I think that humanity's basic problem is that we evolved based upon making decisions that were optimized for short time periods (such as one human lifetime or less). As we have discovered great caches of non-renewable resources and seen our societies erupt in size and complexity as a result, this bias in our decision making toward shorter term results has created the conditions for some spectacularly bad outcomes.
It's certainly impossible to predict how this will unfold over the next 1,000 years or so, but past eras of civilization have followed a predictable course of ascendance and then decline, as natural resource constraints rendered certain ways of life obsolete. This was Joseph Tainter's basic argument in "The Collapse of Complex Societies", which was a book with a lot of filler, since the basic premise was so easy to describe and the argument for the validity of the premise so easy to make (in many ways Tainter's argument seems almost too obvious to require much documentation from past societies).
If you had walked up to one of the Egyptian pharoahs and told him that in a few thousand years the only thing that would remain of his way of life and his system of beliefs would be some monuments and markings on stones, he probably would have scoffed at you the same way people today are quick to scoff at people who suggest that this high-tech high-consumption world we have built is not sustainable.
I think that one of the basic concepts people don't fully appreciate is that we have built a world economy that requires perpetual growth. For example, if you think about the premises behind many forms of debt, it is that the future will always be larger than the present, which will allow people to fund future consumption AND pay off past debt out of future earnings. When this set of economic premises begin to be invalidated--even on a small scale--as they were in 2008, it helps one understand just how poorly our economic system functions when growth ceases.
I think that when faced with this degree of structural cognitive dissonance, it is entirely understandable that central bankers and politicians would throw everything they have at the problem, but everything they have is ultimately unlikely to buy more than a little extra time until certain underlying forces that do not appear in economic models begin to intrude on certain carefully cultivated human delusions.
The good news (sort of) is that I think a lot of this stuff will unfold long after most of us have "run out of runway" (to quote LoneWolf), though sooner or later these ideas WILL become impossible to ignore and the same process is likely to unfold as we have seen throughout history, and it will likely lay the groundwork for some future civilization that IS able to provide better answers to the problems of sustainability and survival than we have come up with in the last 200 year burst of explosive economic, industrial and population growth.

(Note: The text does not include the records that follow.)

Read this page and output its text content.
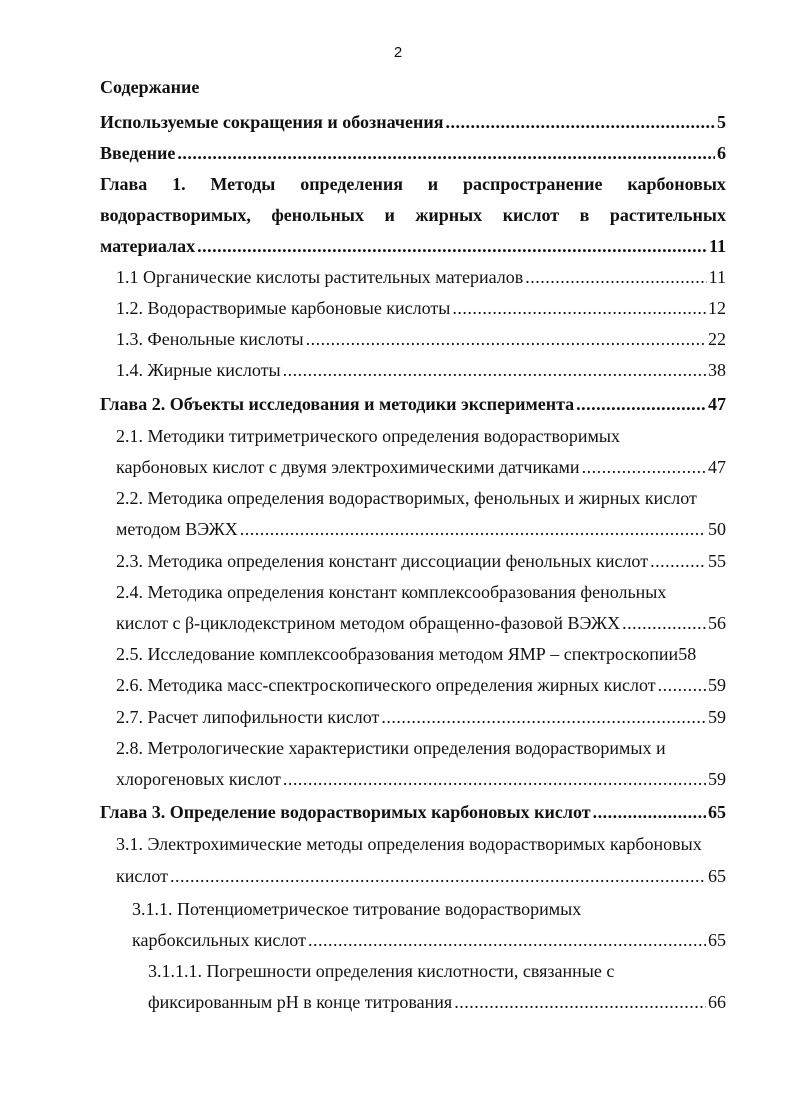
2
Содержание
Используемые сокращения и обозначения . . .	5
Введение . . .	6
Глава 1. Методы определения и распространение карбоновых
водорастворимых, фенольных и жирных кислот в растительных
материалах . . .	11
1.1 Органические кислоты растительных материалов . . .	11
1.2. Водорастворимые карбоновые кислоты . . .	12
1.3. Фенольные кислоты . . .	22
1.4. Жирные кислоты . . .	38
Глава 2. Объекты исследования и методики эксперимента . . .	47
2.1. Методики титриметрического определения водорастворимых
карбоновых кислот с двумя электрохимическими датчиками . . .	47
2.2. Методика определения водорастворимых, фенольных и жирных кислот
методом ВЭЖХ . . .	50
2.3. Методика определения констант диссоциации фенольных кислот . . .	55
2.4. Методика определения констант комплексообразования фенольных
кислот с β-циклодекстрином методом обращенно-фазовой ВЭЖХ . . .	56
2.5. Исследование комплексообразования методом ЯМР – спектроскопии 58
2.6. Методика масс-спектроскопического определения жирных кислот . . .	59
2.7. Расчет липофильности кислот . . .	59
2.8. Метрологические характеристики определения водорастворимых и
хлорогеновых кислот . . .	59
Глава 3. Определение водорастворимых карбоновых кислот . . .	65
3.1. Электрохимические методы определения водорастворимых карбоновых
кислот . . .	65
3.1.1. Потенциометрическое титрование водорастворимых
карбоксильных кислот . . .	65
3.1.1.1. Погрешности определения кислотности, связанные с
фиксированным pH в конце титрования . . .	66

Not to pile on, but even assuming that we do solve all of the problems described above, we are also going to have another Ice Age at some point (if history is any guide to these things), and that is going to be a real challenge for whatever human populations may be around then, even if they have come up with an economic system that doesn't destroy the ecosystems necessary for human life.
The ultimate challenge for humanity is to find a fate for itself that differs materially from that of the dinosaurs and every dominant species that came before us. The ability to pull this off will be the ultimate test of whether our superior intelligence really confers any long term survival advantage.